Flickr - Absolute Best at Photo Sharing
April 18th, 2005 by Sarin
Screw Webshots. Forget Yahoo photos. Forget even running your own Coppermine or Gallery photo server. Yes. Flick, photo sharing service, even in beta form is lightyears above its time compared to these services. And its obvious why Yahoo corp wanted in on this action.
In a short sentence, Flickr brings to the table a level of fun and addiction that only Friendster, The Facebook, and Myspace can replicate while at the same time being the most functional online photo-sharing application.
Is it a networking site? A community of photoblogs? Or a forum for great photographers? It’s all of them which it does greatly.
The sense of community and sharing is what makes Flickr attractive. It is easy to invite your friends and share photos about events. First you set up an account, set up a username and profile (which can be edited later), and then start uploading your photos. Each photo can then have a multitude of sharing options, either public or within your friends and family. You set friends and family by maintaining your contacts, a list of other users who have accounts and photos to share. See a great photo on one of your friends’ streams? Why not leave a comment, or even better a visual sticky note, or mark it as a favorite. Comments and notes between photos, your own and everyone elses, gets addicting, and that is when Flickr is more than just a online photo album. It’s a community of its own sort, where everybody has their own photoblog, and anyone of its 1000s of users can chime in and leave a comment. Once you get sucked in, you’ll soon be checking your Flickr mail more often than your regular e-mail.
There is also groups you can join and set up. Have a fetish for black and white photography? Join a B&W group and ask for criticisms of your work on the bulletin board. Leave comments on other users and make new friends. On Flickr, everybody has got a niche and it’s easy to find.
Besides being social, Flickr is still a strong service. The Pro account allows for 1gb of uploads a month, more than most users will ever use. They also allow for unlimited photosets, and permanent archiving of your uploaded photos. A highly useful backup to ensure your photos will never see a hard drive crash. There servers are fast, even sustainable enough for their ridiculous slideshow feature, which can be set for even as fast as one second. Also, the ads on Flickr aren’t too obtrusive like they are on other sites. The Pro account even gets rid of them.
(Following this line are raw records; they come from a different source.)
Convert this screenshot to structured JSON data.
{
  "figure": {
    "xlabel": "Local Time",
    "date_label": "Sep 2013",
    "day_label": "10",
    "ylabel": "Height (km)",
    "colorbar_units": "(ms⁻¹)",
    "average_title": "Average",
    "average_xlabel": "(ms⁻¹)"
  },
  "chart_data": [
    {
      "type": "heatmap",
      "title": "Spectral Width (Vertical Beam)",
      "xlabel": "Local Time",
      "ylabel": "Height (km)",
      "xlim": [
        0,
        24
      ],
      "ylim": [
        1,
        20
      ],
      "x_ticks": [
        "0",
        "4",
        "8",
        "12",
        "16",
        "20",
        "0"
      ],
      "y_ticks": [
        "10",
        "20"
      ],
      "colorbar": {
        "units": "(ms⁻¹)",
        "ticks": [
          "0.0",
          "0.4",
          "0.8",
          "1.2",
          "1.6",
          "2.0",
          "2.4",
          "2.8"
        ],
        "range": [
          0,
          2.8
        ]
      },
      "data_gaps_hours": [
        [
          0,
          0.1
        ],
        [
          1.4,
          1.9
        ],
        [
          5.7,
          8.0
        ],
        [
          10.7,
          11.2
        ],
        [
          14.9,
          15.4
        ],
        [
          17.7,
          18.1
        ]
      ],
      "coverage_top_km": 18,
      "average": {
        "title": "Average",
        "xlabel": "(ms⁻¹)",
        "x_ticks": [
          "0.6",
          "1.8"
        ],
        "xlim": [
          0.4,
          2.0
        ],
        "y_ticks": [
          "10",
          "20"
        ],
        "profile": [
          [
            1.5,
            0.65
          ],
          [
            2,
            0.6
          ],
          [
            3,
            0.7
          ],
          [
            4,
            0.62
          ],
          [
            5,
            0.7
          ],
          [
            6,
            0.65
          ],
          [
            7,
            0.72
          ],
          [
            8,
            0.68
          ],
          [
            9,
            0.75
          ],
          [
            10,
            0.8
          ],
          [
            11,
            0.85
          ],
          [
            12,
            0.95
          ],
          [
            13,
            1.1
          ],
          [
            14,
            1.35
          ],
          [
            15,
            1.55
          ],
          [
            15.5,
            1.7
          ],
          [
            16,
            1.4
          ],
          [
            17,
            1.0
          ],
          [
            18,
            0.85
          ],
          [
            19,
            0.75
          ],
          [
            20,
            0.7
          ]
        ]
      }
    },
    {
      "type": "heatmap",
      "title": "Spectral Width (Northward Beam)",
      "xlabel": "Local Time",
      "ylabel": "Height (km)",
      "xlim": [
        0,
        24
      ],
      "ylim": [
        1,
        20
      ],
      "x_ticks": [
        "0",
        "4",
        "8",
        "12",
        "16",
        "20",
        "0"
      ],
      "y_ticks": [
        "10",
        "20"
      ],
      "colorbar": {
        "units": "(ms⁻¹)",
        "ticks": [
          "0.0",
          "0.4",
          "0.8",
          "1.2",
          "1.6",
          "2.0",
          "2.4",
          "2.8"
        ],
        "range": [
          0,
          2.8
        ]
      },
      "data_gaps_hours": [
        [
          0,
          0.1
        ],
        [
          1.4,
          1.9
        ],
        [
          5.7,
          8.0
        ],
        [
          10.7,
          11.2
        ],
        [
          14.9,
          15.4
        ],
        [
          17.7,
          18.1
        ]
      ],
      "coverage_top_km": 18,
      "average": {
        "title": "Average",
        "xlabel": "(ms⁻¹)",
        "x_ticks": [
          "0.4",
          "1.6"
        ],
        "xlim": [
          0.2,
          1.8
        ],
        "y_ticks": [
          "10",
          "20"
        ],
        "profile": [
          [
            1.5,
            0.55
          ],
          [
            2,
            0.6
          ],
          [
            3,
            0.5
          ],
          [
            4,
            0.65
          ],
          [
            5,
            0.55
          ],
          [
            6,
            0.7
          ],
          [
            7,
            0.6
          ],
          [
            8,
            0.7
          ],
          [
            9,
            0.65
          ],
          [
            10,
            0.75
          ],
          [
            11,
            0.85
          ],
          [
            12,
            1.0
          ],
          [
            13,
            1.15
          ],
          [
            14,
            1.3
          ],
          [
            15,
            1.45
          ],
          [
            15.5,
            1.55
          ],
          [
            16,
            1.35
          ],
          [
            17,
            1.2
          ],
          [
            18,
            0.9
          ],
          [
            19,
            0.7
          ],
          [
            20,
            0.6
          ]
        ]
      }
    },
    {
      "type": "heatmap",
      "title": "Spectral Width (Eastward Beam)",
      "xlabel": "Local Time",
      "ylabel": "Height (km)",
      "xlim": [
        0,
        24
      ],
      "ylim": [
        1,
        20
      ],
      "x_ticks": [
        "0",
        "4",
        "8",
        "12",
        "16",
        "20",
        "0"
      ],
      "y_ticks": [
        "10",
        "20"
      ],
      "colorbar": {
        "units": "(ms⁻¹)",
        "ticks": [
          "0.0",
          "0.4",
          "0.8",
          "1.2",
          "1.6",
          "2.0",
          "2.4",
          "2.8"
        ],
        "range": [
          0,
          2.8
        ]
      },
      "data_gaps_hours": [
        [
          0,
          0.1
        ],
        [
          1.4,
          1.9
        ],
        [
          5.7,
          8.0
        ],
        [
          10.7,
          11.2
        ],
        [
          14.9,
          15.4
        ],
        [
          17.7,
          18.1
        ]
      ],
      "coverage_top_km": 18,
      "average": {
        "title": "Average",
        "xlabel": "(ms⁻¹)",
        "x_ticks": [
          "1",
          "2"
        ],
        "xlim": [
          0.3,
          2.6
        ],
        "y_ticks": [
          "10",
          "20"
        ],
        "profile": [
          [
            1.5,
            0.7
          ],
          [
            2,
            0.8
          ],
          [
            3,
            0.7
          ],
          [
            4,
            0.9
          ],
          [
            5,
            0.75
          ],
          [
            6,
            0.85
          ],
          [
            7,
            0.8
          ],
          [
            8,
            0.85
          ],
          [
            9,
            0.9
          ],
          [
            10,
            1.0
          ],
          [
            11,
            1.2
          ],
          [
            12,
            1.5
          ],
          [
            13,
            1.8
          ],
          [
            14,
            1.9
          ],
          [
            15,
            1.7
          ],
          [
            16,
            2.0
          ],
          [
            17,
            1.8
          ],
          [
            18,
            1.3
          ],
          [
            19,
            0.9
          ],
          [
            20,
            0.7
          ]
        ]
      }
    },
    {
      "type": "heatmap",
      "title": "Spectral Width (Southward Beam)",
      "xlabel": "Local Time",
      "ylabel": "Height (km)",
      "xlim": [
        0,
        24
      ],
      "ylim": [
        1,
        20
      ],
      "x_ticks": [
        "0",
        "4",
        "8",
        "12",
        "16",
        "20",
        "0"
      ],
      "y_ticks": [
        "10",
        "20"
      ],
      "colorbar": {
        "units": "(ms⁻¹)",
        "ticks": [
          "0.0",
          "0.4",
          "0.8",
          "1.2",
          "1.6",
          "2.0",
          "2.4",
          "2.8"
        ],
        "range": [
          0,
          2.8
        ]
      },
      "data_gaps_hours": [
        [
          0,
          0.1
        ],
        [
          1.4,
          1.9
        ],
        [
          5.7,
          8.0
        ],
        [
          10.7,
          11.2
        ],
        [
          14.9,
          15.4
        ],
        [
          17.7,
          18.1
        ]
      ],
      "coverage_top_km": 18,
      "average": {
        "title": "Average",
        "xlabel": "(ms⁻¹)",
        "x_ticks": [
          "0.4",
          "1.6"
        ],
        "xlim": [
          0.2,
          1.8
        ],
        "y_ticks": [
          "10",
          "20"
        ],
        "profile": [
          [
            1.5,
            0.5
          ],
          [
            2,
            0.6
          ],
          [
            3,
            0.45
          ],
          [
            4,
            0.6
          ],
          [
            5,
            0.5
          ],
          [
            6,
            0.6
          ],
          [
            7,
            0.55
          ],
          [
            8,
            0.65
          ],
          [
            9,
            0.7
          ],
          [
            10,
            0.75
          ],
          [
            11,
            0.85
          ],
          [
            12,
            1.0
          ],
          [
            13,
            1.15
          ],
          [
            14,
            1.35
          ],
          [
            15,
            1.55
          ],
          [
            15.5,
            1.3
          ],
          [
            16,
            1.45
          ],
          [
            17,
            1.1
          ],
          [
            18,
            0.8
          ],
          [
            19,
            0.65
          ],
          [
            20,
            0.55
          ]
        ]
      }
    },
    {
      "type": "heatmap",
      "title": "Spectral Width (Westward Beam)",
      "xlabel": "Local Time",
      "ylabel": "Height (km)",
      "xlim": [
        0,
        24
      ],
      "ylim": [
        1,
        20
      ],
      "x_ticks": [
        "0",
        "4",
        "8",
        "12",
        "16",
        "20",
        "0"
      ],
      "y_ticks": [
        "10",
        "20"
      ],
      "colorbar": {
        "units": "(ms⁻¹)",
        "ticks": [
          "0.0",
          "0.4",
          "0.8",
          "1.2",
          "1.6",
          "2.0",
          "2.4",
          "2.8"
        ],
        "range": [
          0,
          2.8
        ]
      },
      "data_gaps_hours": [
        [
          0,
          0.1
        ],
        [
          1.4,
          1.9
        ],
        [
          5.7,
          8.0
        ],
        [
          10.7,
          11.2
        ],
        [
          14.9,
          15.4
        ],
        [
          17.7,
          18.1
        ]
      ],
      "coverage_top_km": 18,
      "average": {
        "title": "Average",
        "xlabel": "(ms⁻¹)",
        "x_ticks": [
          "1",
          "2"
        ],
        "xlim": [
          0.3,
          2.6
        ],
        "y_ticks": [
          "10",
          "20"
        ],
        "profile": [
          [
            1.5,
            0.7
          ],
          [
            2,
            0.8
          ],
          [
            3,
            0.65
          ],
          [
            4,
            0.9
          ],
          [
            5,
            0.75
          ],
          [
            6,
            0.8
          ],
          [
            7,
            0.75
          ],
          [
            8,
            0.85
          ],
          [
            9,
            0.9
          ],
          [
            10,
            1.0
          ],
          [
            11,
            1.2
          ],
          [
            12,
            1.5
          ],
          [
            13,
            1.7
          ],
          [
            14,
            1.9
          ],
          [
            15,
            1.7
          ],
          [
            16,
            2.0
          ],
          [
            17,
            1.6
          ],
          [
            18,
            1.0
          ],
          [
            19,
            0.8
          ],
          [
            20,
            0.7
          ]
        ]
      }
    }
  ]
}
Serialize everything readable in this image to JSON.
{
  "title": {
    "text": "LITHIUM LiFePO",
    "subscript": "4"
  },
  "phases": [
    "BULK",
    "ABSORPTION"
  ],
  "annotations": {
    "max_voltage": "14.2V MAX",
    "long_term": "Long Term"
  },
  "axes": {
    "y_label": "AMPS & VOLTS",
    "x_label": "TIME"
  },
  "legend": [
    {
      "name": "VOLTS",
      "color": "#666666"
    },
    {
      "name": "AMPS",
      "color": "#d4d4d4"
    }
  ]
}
Another reason web geeks have been so embracing about Flickr is its feel. The Flickr API is available for anybody to develop and there is a highly visited forum for user ideas and bug submissions. Flickr has the appeal of an open source project, a sense that the application is alive and breathing. Everyone feels they can contribute and that they all know that if they speak loud enough, the developers will hear.
I haven’t ever paid for a web photo sharing service, but I believe in this project. Flickr is awesome, totally awesome, and one of the best sites the web has ever come out with. I have been running my photo server on static templates, and am now starting to feel like I can no longer live without a dynamic site. Flickr is so dynamic it leaves it competitors in the dust. You can edit photo titles and descriptions in any page and it will affect a dozen or so pages. Things can be moved and replaced with ease. Almost everything has its own RSS feed. And this is not even the initial version yet.
I’m still in the process of fully converting to Flickr. My 1gb upload limit maxed out, and I’m only up to September 2004. Pretty soon I’ll be completely converted and will maintain sharing my Peace Corps photos this way. Join and leave comments people! I would enjoy it.
Update (4/20/2005): Flickr announced there would be a suprise gift to those who purchased a Pro account. Flickr gave Pro members a one year extension on their account, and two 1 year Pro account invites to give to friends.
In addition, they cut the price of the Pro account to $24.95 (now cheaper than webshots), and doubled the amount of bandwidth for Pro and free users (2 gb/ month, 20 mb/month)!
So who wants an account? I got 2 to give out. Although I would much rather prefer someone who will actually use it compared to someone who would just like it.